The other two drugs — Lucentis, which costs $1,200 a dose, and the $50-a-dose Avastin — are both made by Genentech. The study tested the drugs as treatments for diabetic macular edema, which affects about 750,000 Americans. That and other visual complications from diabetes are the leading cause of blindness in working-age people.
The
disease is characterized by a welling of the macula, the part of the
eye responsible for sharp, straight-ahead vision, caused by fluid
leaking from capillaries in the retina. The three drugs act in a similar
manner to dry the leakage and are injected into the eye as frequently
as once every four weeks. While Lucentis and Eylea are approved to treat
macular edema, Avastin is a cancer drug used off label in tiny amounts to treat eye disease, which is why it costs so little.
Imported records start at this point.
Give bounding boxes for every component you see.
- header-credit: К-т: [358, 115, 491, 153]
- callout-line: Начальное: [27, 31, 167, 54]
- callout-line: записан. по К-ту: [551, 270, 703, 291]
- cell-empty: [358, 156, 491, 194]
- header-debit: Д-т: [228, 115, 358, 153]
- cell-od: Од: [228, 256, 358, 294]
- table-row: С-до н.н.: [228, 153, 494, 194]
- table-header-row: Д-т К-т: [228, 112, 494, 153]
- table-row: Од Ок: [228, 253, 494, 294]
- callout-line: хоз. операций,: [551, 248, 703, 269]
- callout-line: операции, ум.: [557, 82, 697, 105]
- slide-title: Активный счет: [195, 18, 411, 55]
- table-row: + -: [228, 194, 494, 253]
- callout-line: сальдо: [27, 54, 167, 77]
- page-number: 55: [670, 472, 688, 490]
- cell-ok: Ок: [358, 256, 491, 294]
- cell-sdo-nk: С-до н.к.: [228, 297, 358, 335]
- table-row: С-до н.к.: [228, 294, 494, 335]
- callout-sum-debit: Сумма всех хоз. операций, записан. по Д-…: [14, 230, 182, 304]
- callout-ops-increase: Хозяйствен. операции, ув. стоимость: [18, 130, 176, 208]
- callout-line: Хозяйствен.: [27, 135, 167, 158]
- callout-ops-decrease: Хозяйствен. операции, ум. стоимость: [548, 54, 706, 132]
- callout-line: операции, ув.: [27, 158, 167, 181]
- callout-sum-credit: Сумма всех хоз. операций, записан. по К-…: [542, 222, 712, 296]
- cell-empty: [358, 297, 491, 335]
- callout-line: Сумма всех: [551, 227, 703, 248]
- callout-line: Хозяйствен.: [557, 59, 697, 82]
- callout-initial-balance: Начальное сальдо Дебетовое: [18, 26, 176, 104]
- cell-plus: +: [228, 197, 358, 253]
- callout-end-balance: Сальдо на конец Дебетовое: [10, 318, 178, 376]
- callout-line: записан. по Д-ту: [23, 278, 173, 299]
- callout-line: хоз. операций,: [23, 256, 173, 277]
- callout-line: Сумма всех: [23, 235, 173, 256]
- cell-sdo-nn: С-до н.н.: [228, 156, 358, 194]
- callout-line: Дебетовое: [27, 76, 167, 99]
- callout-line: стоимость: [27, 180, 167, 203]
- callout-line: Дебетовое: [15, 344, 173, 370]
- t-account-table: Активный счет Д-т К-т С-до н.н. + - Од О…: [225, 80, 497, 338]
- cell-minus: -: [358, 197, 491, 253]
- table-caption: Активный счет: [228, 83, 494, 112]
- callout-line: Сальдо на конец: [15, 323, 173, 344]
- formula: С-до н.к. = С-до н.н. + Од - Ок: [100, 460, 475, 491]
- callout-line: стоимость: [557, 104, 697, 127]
The study was sponsored by the National Eye Institute,
part of the National Institutes of Health. Several years ago, before
Eylea reached the market, the institute sponsored a similar study
comparing Lucentis and Avastin as a treatment for a different eye
disease that also involves leaky blood vessels, the wet form of
age-related macular degeneration.
That study showed that the two drugs were roughly equivalent, helping legitimize the off-label use of Avastin, which saves Medicare
at least $1 billion a year. For macular degeneration, the dose of
Lucentis is higher than for diabetic macular edema, costing about $2,000
per injection.
But
there might not be as much savings from this new study, which involved
660 adults. After one year, those randomly chosen to be treated with
Eylea had an average improvement of 13.3 letters on an eye chart,
compared with 11.2 for Lucentis and 9.7 for Avastin.
For
about half the patients, those with vision of 20/40 or better at the
start of the study, all the drugs provided an average gain in vision of
about 8 letters. But for the other half, with 20/50 or worse eyesight to
start, the average improvement was 18.9 letters for Eylea compared with
14.2 for Lucentis and 11.8 for Avastin.
Among
these patients with worse vision, 67 percent in the Eylea group had an
improvement of at least 15 letters, or three lines on an eye chart, a
level experts say is clearly meaningful. Only 50 percent of those
treated with Lucentis and 41 percent treated with Avastin gained that
much vision.
The
study did find that patients getting Eylea needed slightly fewer
injections and less of a backup treatment using lasers. That could help
offset the higher cost per dose of Eylea.